Помнишь, венчая твой кубок, я почку в вино уронила;

Выпив вино, ты сказал: «Дева! цветы — это яд!»

Он

Как же!.. И с маленьким женским лукавством, и детски краснея,

«Пчелки, — сказала ты, — в них мед достают, а не яд!»

Она

Если с тех пор твоя муза молчит, ты угрюм и несчастлив,

Значит, то правда, что жизнь я отравила тебе?

Он

Полно, мой друг, я молчу лишь от счастья!.. Как музыка, нежный

Голос твой мне прозвучал — там, средь мужских голосов!

Она

Лучше б молчать мне и пчелок не трогать! ведь к этому слову

Рыжий придрался Тимант, крикнул: «И шмель не дурак!»

Он

Гнусный Силен!.. и облапил тебя, как медведь! Покатилась

В угол корзина твоя... все разлетелись цветы!..

Она

Как он меня напугал!.. Только слышу: «Оставь ее, циник!»

Вижу — ты с места вскочил, светел, как сам Аполлон!

Он

Он не сробел, а держал тебя, белые зубы оскалив,

Легкое платье твое по пояс с плеч разорвал...

Она

Ужас! как бросишь в него ты серебряным кубком!.. Я помню,

Как он о череп его звякнул и прыгать пошел!..

Он

Гнев и вино ослепляли меня!.. Но успел разглядеть я,

Как ни старалась ты скрыть, круглое... это плечо...

Она

Ах, что за шум поднялся! весь облитый вином, он затрясся,

С мокрых волос по лицу кровь заструилась ручьем...

Он

Только тебя я и видел!.. в слезах, на полу, на коленях,

Платье одною рукой ты собирала на грудь...

Она

Блюдо, тарелки в тебя полетели, звеня и блистая!

Точно взбешенный Аякс, всё он ломал вкруг себя!

Он

Только тебя я и видел!.. как быстро другою рукою

Ты подбирала венки, взором за нами следя...

Она

Доброе сердце! ты думал, меня ушибут... а хозяин

Ярость обрушит на мне, — встал и меня заслонил!

Он

Пестрый ковер перекинул я на руку, точно готовясь

В битве с свирепым быком бросить ему на глаза!

Она

Я ускользнула, увидя, что гости вступились, стараясь

За руки вас удержать, вместе стыдя и моля.

Он

К счастью, всё кончилось смехом — вскочил и трагическим тоном:

«Что вы, ахейцы!» — нам речь стал говорить Диоген.

Она

Этот седой Диоген притворяется только сердитым;

Право, душа у него, кажется, вовсе не зла!..

Он

Он успокоил всё шуткой... Но тщетно тебя я хватился!

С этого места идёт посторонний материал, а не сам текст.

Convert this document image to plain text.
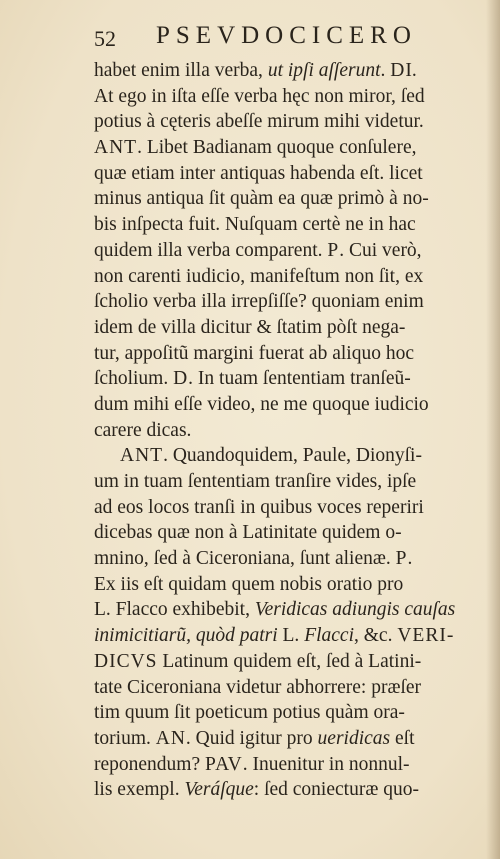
52 PSEVDOCICERO
habet enim illa verba, ut ipſi aſſerunt. DI.
At ego in iſta eſſe verba hęc non miror, ſed
potius à cęteris abeſſe mirum mihi videtur.
ANT. Libet Badianam quoque conſulere,
quæ etiam inter antiquas habenda eſt. licet
minus antiqua ſit quàm ea quæ primò à no-
bis inſpecta fuit. Nuſquam certè ne in hac
quidem illa verba comparent. P. Cui verò,
non carenti iudicio, manifeſtum non ſit, ex
ſcholio verba illa irrepſiſſe? quoniam enim
idem de villa dicitur & ſtatim pòſt nega-
tur, appoſitũ margini fuerat ab aliquo hoc
ſcholium. D. In tuam ſententiam tranſeũ-
dum mihi eſſe video, ne me quoque iudicio
carere dicas.
ANT. Quandoquidem, Paule, Dionyſi-
um in tuam ſententiam tranſire vides, ipſe
ad eos locos tranſi in quibus voces reperiri
dicebas quæ non à Latinitate quidem o-
mnino, ſed à Ciceroniana, ſunt alienæ. P.
Ex iis eſt quidam quem nobis oratio pro
L. Flacco exhibebit, Veridicas adiungis cauſas
inimicitiarũ, quòd patri L. Flacci, &c. VERI-
DICVS Latinum quidem eſt, ſed à Latini-
tate Ciceroniana videtur abhorrere: præſer
tim quum ſit poeticum potius quàm ora-
torium. AN. Quid igitur pro ueridicas eſt
reponendum? PAV. Inuenitur in nonnul-
lis exempl. Veráſque: ſed coniecturæ quo-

Три дня тебя я искал! три дня на рынке бродил!

Она

Я со стыда не могла показаться... Ведь все меня знают,

Любят — и вдруг обо мне в городе говор пошел.

Он

Много я видел венков, много видел цветов и цветочниц,

Не было только одной — маленькой Лиды моей!

Она

Дома венки я сплетала... рядком их, бывало, развешу...

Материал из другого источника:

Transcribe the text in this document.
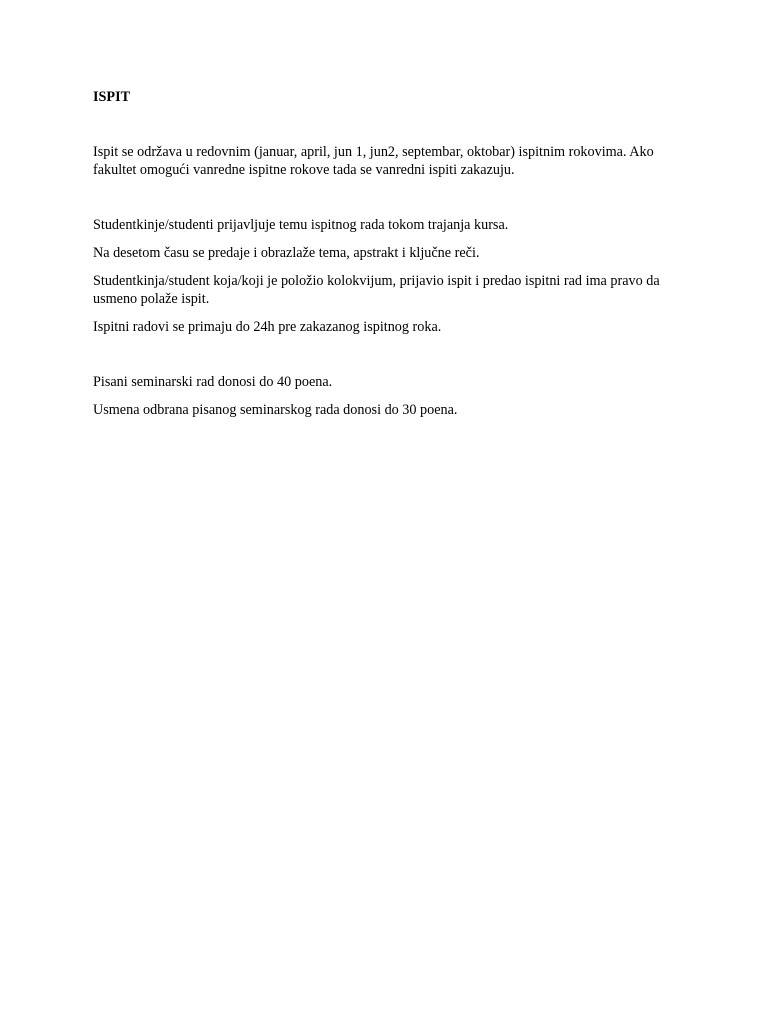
ISPIT

Ispit se održava u redovnim (januar, april, jun 1, jun2, septembar, oktobar) ispitnim rokovima. Ako fakultet omogući vanredne ispitne rokove tada se vanredni ispiti zakazuju.

Studentkinje/studenti prijavljuje temu ispitnog rada tokom trajanja kursa.

Na desetom času se predaje i obrazlaže tema, apstrakt i ključne reči.

Studentkinja/student koja/koji je položio kolokvijum, prijavio ispit i predao ispitni rad ima pravo da usmeno polaže ispit.

Ispitni radovi se primaju do 24h pre zakazanog ispitnog roka.

Pisani seminarski rad donosi do 40 poena.

Usmena odbrana pisanog seminarskog rada donosi do 30 poena.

Вот и теперь они тут... все уж засохли давно!

Он

Где ты живешь, переспрашивал женщин, старух я на рынке,

Даже гуляк и повес — все становились в тупик!

Она

Вечер, бывало, сижу я, гляжу на веночки и плачу...

Ночь подвигалась... цвета гасли один за другим...

Он

В горе, усталый, к богам я взывал, к Аполлону взывал я:

«О сребролукий! да где ж? где же укрылась она?»

Она

Всё мне казалось, что вот ты войдешь... и что буду я делать?

С тайной надеждой пошла на площадь я наконец...

Он

Я уж давно там бродил... насмотрелся, наслушался вдоволь!

Рыба, плоды, петухи! крики ослов и старух!..

Она

Что там за шум был, когда я тебя наконец увидала?

Он

Право, не знаю... Но вдруг ты мне мелькнула в толпе...

Она

Точно в челне сквозь высокий тростник, в тесноте ты пробился...

Он

И очутилися вдруг в шумной толпе мы одни!

Она

Помню, я слышала только, как сердце в груди моей билось...

Он

Рядом пошли мы с тобой... в очи друг другу глядя...

Она

Так, как теперь ты глядишь, и с такою же тихой улыбкой...

Он

Как ты прекрасна была, солнцем облита живым!

Она

Вышли мы за город...

Он

Море блистало в дали серебристой...

Она

Всё это, милый, теперь кажется сказкою мне!

Он

И без волшебника сказка! без царского сына, царевны!

Она

Это — поэма, мой друг!

Он

Милая Муза моя!

Она

Тише! венки изомнешь... О, как скоро стемнело сегодня!..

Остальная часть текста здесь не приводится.